Some simple examples along the way.

I used to run training stands to promote my business.  Each year we hired a van, bought all the kit and spent a day building the stand … the year we hired a professional the stand looked loads better, and the price was much lower than we used to pay!

I used to do invoices and payroll myself – the time I hired a bookkeeper to issue and track invoices, chase late payments, keep suppliers in line, guess what, my life got so much simpler and cash flow improved.

I delivered all our training.  I’m one of the best around, but unless clients are paying for “the best” why not send them a trainer who is “very good”, and free up your own time.

Dozens of examples since have taught me that owning and running the business, rather than being in the business, is absolutely the way to go.

Entrepreneurs are some of the worst – we launch an idea and find it hard to let go and to scale up.  This means that as we get a business which is thriving, we can’t grow it, BECAUSE WE ARE IN THE WAY OF BUSINESS GROWTH!!!  – Instead design EVERYTHING from the start so you don’t need to do it.  Of course everything then has a cost, but would you rather work 80 hours a week to earn £100k, or 5 hours a week to earn £60k, and have the time to yourself to set up another business, or spend with your family and loved ones?

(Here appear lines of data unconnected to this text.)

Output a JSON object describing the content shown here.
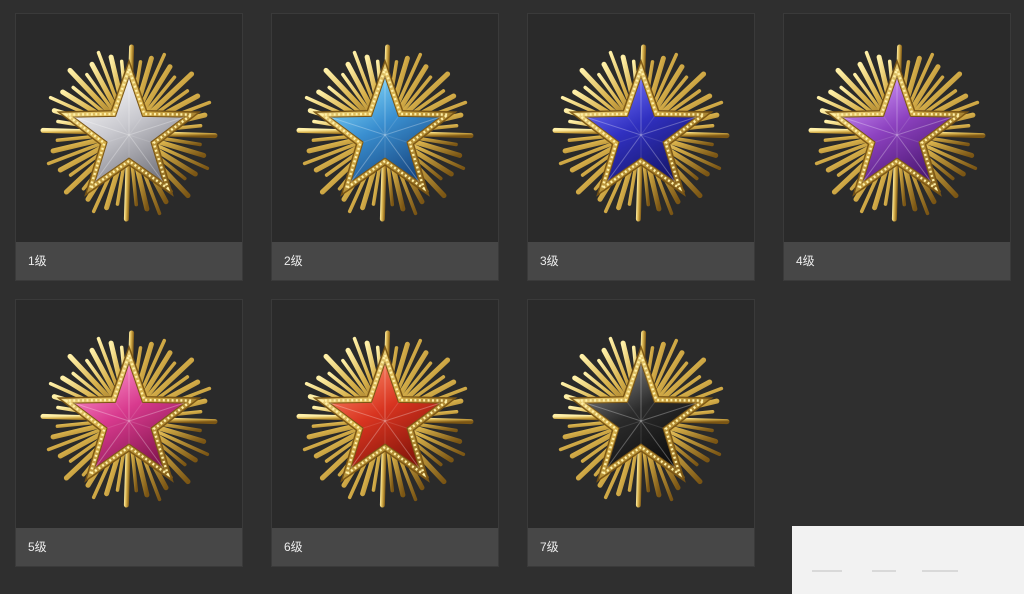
{
  "medals": [
    {
      "label": "1级",
      "star_color": "#c9c9cf",
      "star_light": "#ffffff",
      "star_dark": "#6e6e76"
    },
    {
      "label": "2级",
      "star_color": "#3a8fd0",
      "star_light": "#8be0ff",
      "star_dark": "#143f78"
    },
    {
      "label": "3级",
      "star_color": "#3030c0",
      "star_light": "#7b7bff",
      "star_dark": "#141462"
    },
    {
      "label": "4级",
      "star_color": "#8d42c0",
      "star_light": "#d7a0ff",
      "star_dark": "#45136a"
    },
    {
      "label": "5级",
      "star_color": "#d83a8e",
      "star_light": "#ff9fd0",
      "star_dark": "#7a1248"
    },
    {
      "label": "6级",
      "star_color": "#d83420",
      "star_light": "#ff8e6c",
      "star_dark": "#7a1208"
    },
    {
      "label": "7级",
      "star_color": "#2b2b2b",
      "star_light": "#8a8a8a",
      "star_dark": "#0b0b0b"
    }
  ],
  "colors": {
    "gold": "#d7b04a",
    "gold_light": "#fff0a8",
    "gold_dark": "#7a5514"
  }
}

Truth is – even if you are making good money in your business, but working all the hours to do so, you have a job but without the protections of a job.  As business owners, we need to move toward owning business and working ON the business, not IN the business.

Since realizing this truth, I have had the time and energy to set up 4 more companies, and in each case although they need my time to launch them, if/when they take off, and they will barely need me at all.  Interestingly – for me – they have been totally different areas to where I have worked previously which means a whole new set of experiences and skills.  It’s really enlivened me and got me excited about ways to make money.

I’m interested in what you think about this approach, and how you could use it in your own businesses?